1. Seillänge: 200 Meter bis M4 über 2 offensichtliche dünne Eispuren bis unter die Schlüsselseillänge. Ein Zustieg über den wahrscheinlich bereits gekletterten Eisfall rechts der Linie und fallender Querung ist nicht so logisch, wie er aussieht, wenn man unter der Wand steht. (200m, seilfrei)

2. Seillänge: In der Schlüsselseillänge Traverse von rechts nach links an Eispolstern mit einer Eisschraube oben drauf und einem Totem #1 links sowie einem Totem #0.3 rechts. Dann Crux im Fels von links nach rechts hinter dem Zapfen hindurch und auf diesen mit runout bis zur Mitte, wo er angewachsen ist (2 Eisschrauben). 1 weitere Eisschraube und Cam #3 rechts vom dünnen Eis im Ausstieg. Weitere 10m mit Stand im Eis. (50m, 4 Eissschrauben, #1, #0.3, #3)

3. Seillänge: Wegen Eisschlag nur kurze 30m Länge mit Stand in kleiner Gufel im Fels wegen zu schlechtem Eis. (30m, 2 Schrauben, #3)

4. Seillänge: Phantastische Glasurlänge an Eispolstern, wäre sehr anspruchsvoll, wenn nicht am Rücken immer eine Kaminwand zum anlehnen wäre. Stand im Eis. (40m, 2 Schrauben)

5. Seillänge: Kurze Steilstufe und Gehgelände bis Stand in offensichtlicher Eisgufel unter längerem Aufschwung. (30m, 1 Eisschraube)

6. Seillänge: Über 2 Steilstufen im Eis in flacheres Gelände unter das letzte steile Eisstück mit Stand im Eis (50m, 4 Eisschrauben)

7. Seillänge: Über die letzte steilere Eisstufe in Gehgelände und Stand an #2 und Keil am linken Rand des Gullys. (60m, 1 Eisschraube)

8. Seillänge: Gerade aus weiter über die letzten Eisreste auf das große Band ca. 100 Hm unter dem Gipfel zu Sitzstand. (40m)
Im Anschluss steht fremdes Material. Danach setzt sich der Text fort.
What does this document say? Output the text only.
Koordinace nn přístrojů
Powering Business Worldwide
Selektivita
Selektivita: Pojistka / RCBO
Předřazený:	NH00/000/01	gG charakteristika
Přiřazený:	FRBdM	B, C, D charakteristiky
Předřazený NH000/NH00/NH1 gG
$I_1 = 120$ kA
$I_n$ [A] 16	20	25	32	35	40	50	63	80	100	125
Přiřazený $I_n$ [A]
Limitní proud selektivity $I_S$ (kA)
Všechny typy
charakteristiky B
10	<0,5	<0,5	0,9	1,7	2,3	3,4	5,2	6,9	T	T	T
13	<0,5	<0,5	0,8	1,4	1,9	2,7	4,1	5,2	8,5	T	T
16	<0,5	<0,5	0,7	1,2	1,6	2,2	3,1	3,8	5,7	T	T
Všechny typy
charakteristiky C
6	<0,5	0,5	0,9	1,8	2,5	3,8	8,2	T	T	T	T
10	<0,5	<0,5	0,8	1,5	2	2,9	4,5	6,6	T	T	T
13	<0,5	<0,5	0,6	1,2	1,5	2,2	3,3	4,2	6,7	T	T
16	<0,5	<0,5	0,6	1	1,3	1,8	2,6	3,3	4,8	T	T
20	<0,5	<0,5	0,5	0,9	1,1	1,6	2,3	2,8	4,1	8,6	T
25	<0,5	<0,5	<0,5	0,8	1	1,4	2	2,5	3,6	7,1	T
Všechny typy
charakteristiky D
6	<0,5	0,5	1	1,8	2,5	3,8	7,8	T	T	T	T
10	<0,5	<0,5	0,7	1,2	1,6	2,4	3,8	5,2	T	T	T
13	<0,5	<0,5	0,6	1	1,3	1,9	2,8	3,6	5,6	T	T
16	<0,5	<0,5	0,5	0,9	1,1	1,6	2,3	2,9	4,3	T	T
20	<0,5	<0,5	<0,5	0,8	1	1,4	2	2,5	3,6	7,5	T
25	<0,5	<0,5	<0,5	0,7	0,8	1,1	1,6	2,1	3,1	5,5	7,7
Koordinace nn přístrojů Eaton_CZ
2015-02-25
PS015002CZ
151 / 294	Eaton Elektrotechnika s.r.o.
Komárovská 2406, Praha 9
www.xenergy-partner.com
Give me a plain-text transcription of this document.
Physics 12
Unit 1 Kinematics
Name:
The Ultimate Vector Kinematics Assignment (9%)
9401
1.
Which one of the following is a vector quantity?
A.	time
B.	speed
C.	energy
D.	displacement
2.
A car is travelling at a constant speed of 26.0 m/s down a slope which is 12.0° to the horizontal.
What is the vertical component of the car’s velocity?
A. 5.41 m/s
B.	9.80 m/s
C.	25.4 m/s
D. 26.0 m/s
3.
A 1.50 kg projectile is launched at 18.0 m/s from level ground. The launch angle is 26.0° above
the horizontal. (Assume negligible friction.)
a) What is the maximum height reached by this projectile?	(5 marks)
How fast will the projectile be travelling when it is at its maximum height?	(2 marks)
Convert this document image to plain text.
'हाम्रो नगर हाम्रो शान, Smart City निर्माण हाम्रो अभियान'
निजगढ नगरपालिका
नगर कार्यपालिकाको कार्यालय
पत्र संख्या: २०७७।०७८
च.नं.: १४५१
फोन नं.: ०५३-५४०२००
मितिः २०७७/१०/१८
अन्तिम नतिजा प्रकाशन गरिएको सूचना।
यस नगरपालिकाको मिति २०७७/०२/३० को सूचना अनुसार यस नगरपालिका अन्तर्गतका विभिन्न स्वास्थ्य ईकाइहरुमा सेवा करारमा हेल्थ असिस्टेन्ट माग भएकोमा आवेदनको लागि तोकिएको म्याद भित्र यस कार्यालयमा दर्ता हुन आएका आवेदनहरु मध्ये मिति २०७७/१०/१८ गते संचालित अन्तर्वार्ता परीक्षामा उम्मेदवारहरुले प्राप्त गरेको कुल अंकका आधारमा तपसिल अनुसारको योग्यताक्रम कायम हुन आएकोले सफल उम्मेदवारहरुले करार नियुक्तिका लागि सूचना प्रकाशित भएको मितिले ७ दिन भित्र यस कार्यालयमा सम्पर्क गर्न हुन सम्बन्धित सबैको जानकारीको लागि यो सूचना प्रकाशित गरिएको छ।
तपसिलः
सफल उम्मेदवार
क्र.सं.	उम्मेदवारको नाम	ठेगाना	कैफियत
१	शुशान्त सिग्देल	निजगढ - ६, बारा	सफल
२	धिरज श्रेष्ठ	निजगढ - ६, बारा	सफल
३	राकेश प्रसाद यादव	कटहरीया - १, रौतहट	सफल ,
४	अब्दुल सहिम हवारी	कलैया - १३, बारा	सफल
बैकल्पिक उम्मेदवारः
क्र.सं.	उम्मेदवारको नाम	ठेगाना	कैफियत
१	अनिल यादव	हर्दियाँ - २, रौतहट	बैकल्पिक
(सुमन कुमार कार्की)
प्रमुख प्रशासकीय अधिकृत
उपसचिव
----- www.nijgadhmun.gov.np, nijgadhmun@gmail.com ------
Erstbegeher / Erstbesteiger:

Martin Feistl und Martin Sieberer am 28.11.2023 onsight. Ab 4. Seillänge mit 3 Eisgeräten für 2 Personen.

Empfohlene Ausrüstung:
2 x 50 m
Expressschlingen: 8
Klemmkeile: Rock 1-8
Friends: #0.3, #1-#3
Bei deutlich weniger Eis in der Schlüsselseillänge könnte ein Satz Haken und Hammer sinnvoll sein.
Ergänzung zur Schwierigkeit:

Es ist vorstellbar, dass die vom Wanderweg oder der Pordoi Westwand aus gut sichtbare Schlüsselseillänge als reine WI 5 wachsen kann.

Absicherung: Alpin
Zustieg zur Wand: Auf teilweise mit pinken Punkten an Bäumen markiertem Zubringer zum Weg Nummer 656. Diesem bis kurz nach der Überquerung des Rio Antermont auf 2130m bis zu markanter Rechtsquerung folgen. Hier direkt unterhalb eines abgestorbenen Baumes auf die anderes Seite des tief eingeschnittenen Rio Antermont zurück wechseln und über felsdurchsetztes steiles Gras in den Graben zwischen Piz Seva und Torre di Siela. Dem Graben bis zum Einstieg auf der linken Seite folgen.
Höhe Einstieg: 2300 m
Abstieg:

Vollständig an Abalakovs abseilen oder wo das nicht möglich war, der gelben Linie im Wandbild entlang folgend absteigen mit Stellen bis M2 und WI 2.